Il n’y a qu’à faire un saut sur Twitter ou n’importe quel autre réseau social pour vérifier la justesse de son propos : « Plus personne écoute, tout le monde s’exprime […] on s’crache les uns sur les autres, on sait pas vivre ensemble » [6]. Et en effet, des militants woke qui font interdire Les Aristochats [7] sur la plateforme Disney, au prétexte qu’un chat siamois y soit représenté les yeux bridés, à la marque Évian s’excusant d’avoir incité à boire de l’eau le premier jour du ramadan, ou encore des militants trans offensés par un tweet ironique de J. K. Rowling au point qu’elle en reçoive des menaces de mort. Les exemples signalant l’escalade de la susceptibilité ne manquent pas. Le moindre propos a aujourd’hui le pouvoir de déclencher une haine féroce envers celui qui exprime son point de vue, faisant des réseaux sociaux une véritable foire d’empoigne.

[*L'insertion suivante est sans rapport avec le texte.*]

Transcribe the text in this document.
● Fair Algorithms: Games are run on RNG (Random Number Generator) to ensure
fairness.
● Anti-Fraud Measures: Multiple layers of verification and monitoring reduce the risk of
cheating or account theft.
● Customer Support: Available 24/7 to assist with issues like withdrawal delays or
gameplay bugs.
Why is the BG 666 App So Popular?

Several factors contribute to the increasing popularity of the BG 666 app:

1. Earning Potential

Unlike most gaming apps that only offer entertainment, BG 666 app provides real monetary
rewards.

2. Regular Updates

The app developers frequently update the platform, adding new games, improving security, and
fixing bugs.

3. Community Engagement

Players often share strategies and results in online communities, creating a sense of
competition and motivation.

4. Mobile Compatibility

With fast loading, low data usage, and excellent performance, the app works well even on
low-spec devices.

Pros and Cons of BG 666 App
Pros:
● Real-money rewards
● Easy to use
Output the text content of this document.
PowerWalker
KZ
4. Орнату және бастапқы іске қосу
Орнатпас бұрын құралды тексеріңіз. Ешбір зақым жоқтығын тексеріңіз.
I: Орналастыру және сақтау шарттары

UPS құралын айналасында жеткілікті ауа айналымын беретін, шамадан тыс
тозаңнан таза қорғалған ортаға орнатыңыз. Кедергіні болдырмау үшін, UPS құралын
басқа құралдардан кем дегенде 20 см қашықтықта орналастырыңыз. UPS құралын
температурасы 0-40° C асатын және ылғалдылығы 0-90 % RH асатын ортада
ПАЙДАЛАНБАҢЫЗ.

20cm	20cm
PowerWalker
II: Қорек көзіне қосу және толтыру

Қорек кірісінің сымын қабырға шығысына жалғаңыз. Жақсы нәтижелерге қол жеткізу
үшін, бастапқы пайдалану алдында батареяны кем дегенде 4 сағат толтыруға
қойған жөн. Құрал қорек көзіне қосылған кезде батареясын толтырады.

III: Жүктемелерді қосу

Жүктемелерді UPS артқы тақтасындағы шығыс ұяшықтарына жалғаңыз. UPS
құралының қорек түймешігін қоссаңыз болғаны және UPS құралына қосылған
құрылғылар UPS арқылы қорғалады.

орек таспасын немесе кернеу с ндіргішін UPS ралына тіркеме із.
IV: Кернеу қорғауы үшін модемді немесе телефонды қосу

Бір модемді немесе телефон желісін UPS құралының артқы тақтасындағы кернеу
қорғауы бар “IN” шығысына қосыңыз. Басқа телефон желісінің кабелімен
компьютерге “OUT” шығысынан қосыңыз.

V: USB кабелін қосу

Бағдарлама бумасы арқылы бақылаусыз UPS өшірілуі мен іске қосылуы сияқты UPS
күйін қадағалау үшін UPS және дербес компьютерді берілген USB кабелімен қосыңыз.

Dès lors, comment lire ce phénomène moderne ?

C’est comme si le lien social lui-même était atteint par ce qu’Ernst Kretschmer nommait Der sensitive Beziehungswahn, le « délire de relation des sensitifs ». Si référer ce phénomène à la sensitivité de Kretschmer n’épuise pas la question, il est tout de même frappant de remarquer qu’il s’inscrit dans l’époque de « l’évaporation du père » [8], évoquée par Lacan dès 1967. En annonçant la ségrégation à venir, ce dernier nous éclaire sur le malaise contemporain à l’ère des réseaux sociaux : « Nous croyons que l’universalisme, la communication de notre civilisation homogénéise les rapports entre les hommes. Je pense au contraire que ce qui caractérise notre siècle, et nous ne pouvons pas ne pas nous en apercevoir, c’est une ségrégation ramifiée, renforcée, se recoupant à tous les niveaux, qui ne fait que multiplier les barrières. » [9]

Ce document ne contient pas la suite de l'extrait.